Prima c’era l’ orologio da polso, ora c’è il cellulare. Alcune riflessioni (senza che c’entri l’Apple Watch)
Nel post di oggi vorrei fare una riflessione un po’ diversa dal solito, un po’ per gioco, un po’ per stuzzicare la fantasia di chi mi legge. La riflessione di cui parlo è scaturita, come al solito, per una casualità. Ero online a cercare un regalo di laurea e sono capitata su un sito che vende orologi liu jo. E fin qui tutto normale. Poi mi sono ricordata che dovevo acquistare dei libri per il corso di filosofia e ne sono andata alla ricerca su un altro sito, stavolta di libri. La coincidenza è capitata quando, al margine destro della pagina web, sono spuntati gli orologi “lasciati” dai cookies del sito precedente proprio accanto ad un libro di François Jullien, filosofo vivente di nazionalità francese, intitolato Il tempo, elementi di una filosofia del vivere. Una coincidenza davvero strana che le tracce lasciate dai cosiddetti cookies pubblicitari capitassero accanto ad un libro che parlasse dello stesso argomento, vero?
Così sono andata a leggere un estratto del libro, in particolare una parte che parlava del preambolo alle istruzioni per caricare l’orologio. L’estratto diceva:
Pensa a questo: quando ti regalano un orologio, ti regalano un piccolo inferno fiorito, una catena di rose, una cella d’aria. Non ti danno soltanto l’orologio, tanti e tanti auguri e speriamo che duri perché è di buona marca, svizzero con ancora di rubini, non ti regalano solo questo minuscolo scalpellino che ti legherai al polso e che andrà a spasso con te. Ti regalano. non lo sanno, il terribile è che non lo sanno – ti regalano un altro frammento fragile e precario di te stesso, qualcosa che è tuo, ma che non è il tuo corpo, che devi legare al tuo corpo con il suo cinghietto simile a un braccino disperatamente aggrappato al tuo polso. Ti regalano l’obbligo di caricarlo tutti i giorni, l’obbligo di caricarlo se vuoi che continui ad essere un orologio; ti regalano l’ossessione di controllare l’ora esatta nelle vetrine dei gioiellieri, alla radio, al 16. Ti regalano la paura di perderlo, che te lo rubino, che ti cada per terra e che si rompa. Ti regalano la sua marca, e la certezza che è una marca migliore delle altre, ti regalano la tendenza a fare il confronto tra il tuo orologio e gli altri orologi. Non ti regalano un orologio, sei tu che sei regalato. sei il regalo per il compleanno dell’orologio.
Stranissimo a dirsi ma nella mia mente si configurava un’altra immagine: non quella di un orologio da polso, ma quella del cellulare.

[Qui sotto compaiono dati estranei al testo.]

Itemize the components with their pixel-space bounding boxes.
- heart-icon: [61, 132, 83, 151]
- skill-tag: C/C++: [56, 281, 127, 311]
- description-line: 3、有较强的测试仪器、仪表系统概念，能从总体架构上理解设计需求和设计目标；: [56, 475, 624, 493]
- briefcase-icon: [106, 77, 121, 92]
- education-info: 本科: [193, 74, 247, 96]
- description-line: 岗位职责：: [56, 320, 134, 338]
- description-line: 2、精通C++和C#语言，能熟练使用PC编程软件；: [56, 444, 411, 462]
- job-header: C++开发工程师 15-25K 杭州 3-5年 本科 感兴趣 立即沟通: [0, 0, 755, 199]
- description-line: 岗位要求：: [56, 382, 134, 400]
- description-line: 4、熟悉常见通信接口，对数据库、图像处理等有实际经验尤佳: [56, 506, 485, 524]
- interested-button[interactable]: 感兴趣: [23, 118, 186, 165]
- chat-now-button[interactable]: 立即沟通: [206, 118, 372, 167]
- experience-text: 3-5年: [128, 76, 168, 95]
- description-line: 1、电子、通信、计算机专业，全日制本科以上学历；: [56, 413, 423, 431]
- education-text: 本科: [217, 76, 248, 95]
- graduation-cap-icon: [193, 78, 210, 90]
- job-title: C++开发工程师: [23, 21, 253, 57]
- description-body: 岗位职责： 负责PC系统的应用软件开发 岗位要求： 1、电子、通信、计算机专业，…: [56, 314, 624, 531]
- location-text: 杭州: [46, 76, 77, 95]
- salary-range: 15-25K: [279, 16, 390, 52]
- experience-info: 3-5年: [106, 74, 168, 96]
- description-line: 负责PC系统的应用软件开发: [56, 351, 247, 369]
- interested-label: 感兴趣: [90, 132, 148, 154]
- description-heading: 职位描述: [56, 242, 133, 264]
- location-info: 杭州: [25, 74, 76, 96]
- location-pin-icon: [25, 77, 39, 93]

Così mi sono divertita a sostituire nel testo la parola orologio con la parola cellulare e ne è uscito un nuovo argomento davvero simile alla realtà.
Il cellulare, dal momento in cui ce lo regalano (o lo acquistiamo per noi stessi), diventa un prolungamento del nostro braccio. Ne abbiamo estrema cura, diventa vitale non dimenticarlo mai, averlo sempre con sé. Diventiamo attentissimi e quasi maniacali per non danneggiarlo, per non procurargli graffi. E poi si carica alla stessa maniera in cui si caricavano gli orologi da polso a carica manuale: la sera, magari prima di andare a letto. Proprio nello stesso modo in cui François Jullien descriveva l’orologio costoso dava foggia di sé mostrandosi come accessorio migliore degli altri, il cellulare diventa status symbol dal momento che costa di più. La nostra intera vita sarà piena di dispositivi cellulari e potremmo (quasi) scandire gli anni contando i devices che si sono susseguiti.
Ciò che ne è venuto fuori è una singolare se pur triste verità che finisce così:
Non ti regalano un cellulare, sei tu che sei regalato. sei il regalo per il compleanno del cellulare.
Ci avete mai pensato a quanto siamo diventati coscientemente suoi schiavi?